McCartney Joins PETA's Efforts Against KFC
Paul McCartney wrote an open letter advertisement to KFC's Louisville-based parent company, Yum! Brands Inc., calling for an improvement in the treatment of 750 million chickens raised annually for KFC restaurants. The ad, the latest action by People for the Ethical Treatment of Animals to force KFC to implement new standards for the treatment of chickens after security cameras revealed workers torturing the animals, appears in a full-page advertisement in Thursday's edition of the Louisville The Courier-Journal. Jonathan Blum, senior vice president for public affairs for Yum! Brands, responsed: "While PETA would prefer a world of vegetarians, most people disagree, so we think PETA should follow one of Sir Paul's songs and just 'Let It Be.'"
FX's Nip/Tuck a Cut Above the Rest
FX's premiere of the plastic surgery drama Nip/Tuck got a nice slice of the Nielsen pie Tuesday, beating MTV's The Real World and Bravo's Queer Eye for the Straight Guy in the 10 p.m. time slot night to become the highest-rated new cable series premiere of the year with an impressive 3.7 million viewers. According to Reuters, Nip cut FX's recent losing streak on the original-series front after the half-hour comedy Lucky and late-night series The Orlando Jones Show both flopped. The premiere, however, failed to top the series debut of FX's cop show The Shield and the second-season premiere of USA Network's Monk.

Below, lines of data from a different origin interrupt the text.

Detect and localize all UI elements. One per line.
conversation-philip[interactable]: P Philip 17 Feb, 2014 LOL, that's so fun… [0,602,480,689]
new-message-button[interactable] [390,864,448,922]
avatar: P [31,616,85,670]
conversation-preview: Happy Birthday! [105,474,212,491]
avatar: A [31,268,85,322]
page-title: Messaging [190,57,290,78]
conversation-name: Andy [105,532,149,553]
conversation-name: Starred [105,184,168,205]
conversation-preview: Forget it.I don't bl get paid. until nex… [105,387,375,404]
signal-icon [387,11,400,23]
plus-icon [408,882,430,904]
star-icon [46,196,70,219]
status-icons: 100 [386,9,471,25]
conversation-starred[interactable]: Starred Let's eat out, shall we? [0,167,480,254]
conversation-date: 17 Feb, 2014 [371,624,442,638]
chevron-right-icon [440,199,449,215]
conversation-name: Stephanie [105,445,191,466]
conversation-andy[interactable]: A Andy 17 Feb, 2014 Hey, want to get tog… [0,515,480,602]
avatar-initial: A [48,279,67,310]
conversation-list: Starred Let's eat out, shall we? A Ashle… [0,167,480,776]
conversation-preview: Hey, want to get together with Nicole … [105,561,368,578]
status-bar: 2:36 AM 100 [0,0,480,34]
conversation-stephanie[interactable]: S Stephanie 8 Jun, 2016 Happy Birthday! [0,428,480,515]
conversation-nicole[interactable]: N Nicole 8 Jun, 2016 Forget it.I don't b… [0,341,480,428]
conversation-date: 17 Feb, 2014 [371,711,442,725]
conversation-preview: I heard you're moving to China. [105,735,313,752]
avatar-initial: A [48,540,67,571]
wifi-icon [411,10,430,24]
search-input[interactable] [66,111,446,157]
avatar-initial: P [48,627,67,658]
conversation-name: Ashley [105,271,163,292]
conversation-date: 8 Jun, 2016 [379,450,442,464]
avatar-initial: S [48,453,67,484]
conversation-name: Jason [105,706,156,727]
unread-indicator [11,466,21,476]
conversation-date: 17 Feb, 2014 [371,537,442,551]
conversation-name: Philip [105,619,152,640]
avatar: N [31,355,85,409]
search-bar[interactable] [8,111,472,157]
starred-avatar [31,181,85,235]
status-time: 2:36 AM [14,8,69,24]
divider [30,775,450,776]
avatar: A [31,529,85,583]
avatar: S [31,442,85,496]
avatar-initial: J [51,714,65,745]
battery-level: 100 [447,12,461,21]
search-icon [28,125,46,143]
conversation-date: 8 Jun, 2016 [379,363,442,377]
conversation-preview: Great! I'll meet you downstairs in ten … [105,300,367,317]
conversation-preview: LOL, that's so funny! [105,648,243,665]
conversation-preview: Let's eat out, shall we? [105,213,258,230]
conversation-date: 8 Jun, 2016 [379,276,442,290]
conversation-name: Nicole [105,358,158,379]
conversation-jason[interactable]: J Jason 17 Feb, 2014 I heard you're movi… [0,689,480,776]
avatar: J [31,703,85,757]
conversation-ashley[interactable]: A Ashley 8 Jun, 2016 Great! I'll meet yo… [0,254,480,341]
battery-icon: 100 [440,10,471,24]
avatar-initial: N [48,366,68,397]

Diana's Love Letters Read in TV Doc
Love letters sent by the late Princess Diana to her former lover James Hewitt will be read out in a British television documentary Thursday night, Reuters reports. In Confessions of a Cad, Hewitt's lawyer and friend Michael Coleman reads extracts from the love letters Diana sent Hewitt during their affair, which began in the late 1980s. "Boy oh boy, does the earth shake when I get a letter from my desert friend, screams of delight, tears, you name it. Demented female on the loose, that's for sure," she wrote in one letter while Hewitt was serving in the 1991 Gulf War. Diana is believed to have sent Hewitt more than 60 letters between 1989 and 1991.
Serena Williams Swings Into Acting
Tennis pro Serena Williams is set to play a reformed gang member on parole in an Oct. 1 episode of Showtime's Street Time, the AP reports. The show, starring Rob Morrow, begins its second season Aug. 6. "As a fan of 'Street Time,' I told myself that if given the opportunity, I'd love to be on the show," Williams said Wednesday. "I am taking this role very seriously, because I want to excel and because I have respect for the series."
Role Call: Downey and Ryder Join Woody Allen Pic, Madonna Rocks with Peet
Robert Downey Jr. and Winona Ryder are in talks to join the cast of Woody Allen's next pic for Fox Searchlight. Like all Allen films, the title, script and plot are being kept under wraps ... Ethan Hawke will direct a big-screen adaptation of his best-selling novel The Hottest State for IFC Films. The story follows two young adults as they discover intense love and grapple to define their passion for one another. No cast is attached yet ... Maverick Films has optioned the romantic comedy script She Rocks from filmmaker Amie Steir as a starring vehicle for Amanda Peet with Madonna serving as the film's executive producer. The project is described as Working Girl set in the music industry and revolves around a female music journalist who writes a career-making story about a rock star.